A meticulous and elegant collection that revolutionizes the use of decorative baskets!

After growing the sweetgrass in The Gambia, it is harvested to be made into these baskets. To add color and texture, recycled plastic from prayer rugs is used.

First sorted by colors, then combined with the grass to form the baskets according to precise measurements. These measurements are a new step in the procedure that has been added to the production process, by Fatima Jobe, to ensure consistency and quality.

Later, these baskets should be lined with leather for added durability to the life of the handles to support heavy weight while still looking good.

Baskets were originally used to store grain. Now its use has not only become more sophisticated, but its shape and design are also changing.

IMADI uses traditional materials and craftsmanship to create beautiful, fashionable bags, baskets and rugs.

The main products of their workshop are the beautifully finished Senegal baskets, trimmed in leather.
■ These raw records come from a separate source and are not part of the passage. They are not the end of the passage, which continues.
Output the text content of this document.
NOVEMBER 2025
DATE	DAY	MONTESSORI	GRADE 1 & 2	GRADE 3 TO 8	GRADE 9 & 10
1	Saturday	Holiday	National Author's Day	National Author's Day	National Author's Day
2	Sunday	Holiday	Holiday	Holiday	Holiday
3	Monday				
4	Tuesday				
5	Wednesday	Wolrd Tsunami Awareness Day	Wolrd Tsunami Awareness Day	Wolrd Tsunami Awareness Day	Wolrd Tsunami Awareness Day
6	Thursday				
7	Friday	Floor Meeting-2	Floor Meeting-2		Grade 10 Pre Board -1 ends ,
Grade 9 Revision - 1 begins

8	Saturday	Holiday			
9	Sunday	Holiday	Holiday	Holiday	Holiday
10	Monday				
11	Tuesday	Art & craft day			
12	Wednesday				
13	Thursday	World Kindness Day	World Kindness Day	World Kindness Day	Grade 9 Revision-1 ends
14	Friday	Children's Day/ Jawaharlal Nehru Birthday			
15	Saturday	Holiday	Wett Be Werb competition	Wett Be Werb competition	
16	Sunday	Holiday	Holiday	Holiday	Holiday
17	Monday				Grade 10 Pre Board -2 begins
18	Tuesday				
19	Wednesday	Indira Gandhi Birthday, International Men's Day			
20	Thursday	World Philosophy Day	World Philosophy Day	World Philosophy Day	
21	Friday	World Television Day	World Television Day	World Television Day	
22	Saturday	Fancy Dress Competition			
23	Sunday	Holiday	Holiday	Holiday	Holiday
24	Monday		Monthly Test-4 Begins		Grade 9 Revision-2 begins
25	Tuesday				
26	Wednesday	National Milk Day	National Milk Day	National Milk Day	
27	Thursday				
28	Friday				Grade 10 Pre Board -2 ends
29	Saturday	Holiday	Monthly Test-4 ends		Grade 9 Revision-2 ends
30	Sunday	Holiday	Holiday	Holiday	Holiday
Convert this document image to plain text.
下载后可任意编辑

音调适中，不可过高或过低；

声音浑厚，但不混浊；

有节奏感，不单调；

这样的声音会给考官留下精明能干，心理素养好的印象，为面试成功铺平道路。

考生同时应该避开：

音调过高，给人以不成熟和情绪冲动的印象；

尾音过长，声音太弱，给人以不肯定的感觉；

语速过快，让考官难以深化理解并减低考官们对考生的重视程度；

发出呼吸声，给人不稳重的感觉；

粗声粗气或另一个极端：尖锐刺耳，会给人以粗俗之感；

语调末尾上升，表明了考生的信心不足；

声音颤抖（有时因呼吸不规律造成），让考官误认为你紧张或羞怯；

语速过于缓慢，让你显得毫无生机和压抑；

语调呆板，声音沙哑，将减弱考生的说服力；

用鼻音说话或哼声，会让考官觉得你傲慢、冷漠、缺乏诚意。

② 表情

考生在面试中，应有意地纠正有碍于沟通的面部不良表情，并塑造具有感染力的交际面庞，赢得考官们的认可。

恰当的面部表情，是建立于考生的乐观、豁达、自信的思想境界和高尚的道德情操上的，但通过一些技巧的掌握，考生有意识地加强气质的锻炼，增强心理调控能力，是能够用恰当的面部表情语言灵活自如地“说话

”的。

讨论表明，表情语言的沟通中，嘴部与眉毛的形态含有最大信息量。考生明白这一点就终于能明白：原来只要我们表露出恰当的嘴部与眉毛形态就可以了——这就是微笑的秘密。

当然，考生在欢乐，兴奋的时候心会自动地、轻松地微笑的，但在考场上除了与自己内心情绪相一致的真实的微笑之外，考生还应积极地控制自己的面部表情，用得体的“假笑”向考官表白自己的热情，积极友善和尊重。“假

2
The tradition of weaving is transmitted from mother to daughter, and from grandmother to granddaughter, is renewed in the choice of their colors, shapes and textures.

"Our goal is to make beautiful products, while making a difference in the lives of the people we work with."

Her name is Fatima Jobe and she trained as an architect. She left her native Gambia to attend art school in Glasgow. With the economic crisis in Europe, she returned to Africa, this time to Senegal, a neighboring country, to work in architecture. Specialized in old buildings, she did not find much inspiration in Senegal where new construction is favored over conservation.

While working in an architectural firm, she took advantage of the weekends to experiment with making bags and baskets for herself. She has been making baskets for almost three years now with an incredible team of women and men.

She has fond memories of her grandmother using layu to prepare rice and her mother using a simple version of the colorful basket below to shop at the market.

Baskets were originally used to store grain. Now its use has not only become more sophisticated, but its shape and design are also changing.

"My grandmother won't recognize the leather-trimmed beauties, which replaced her humble rice/grain carrier."

Six women, directly employed by Fatima, carry out the weaving and the prototypes. They finalize all the samples before launching production in the villages. They work with more than one hundred and forty women in about twenty villages. Each village has its own basket shape specialty. For more complicated shapes, or those that have not yet been tried, it is always done in the workshop where all the experimentation takes place! The leather is added in the same workshop.

Being an architect and basing your life on measurements was quite frustrating and difficult to work with people who had no sense of measurements. From the start of the collaboration, she knew she wanted to sell more than baskets. It had to be more meaningful.

“I owed it to the girls and to the future generation of the basket weaving community, who have never been to school to learn to read and write, to be able to evaluate their work and do their own accounting, while providing them with , as well as their families a source of income."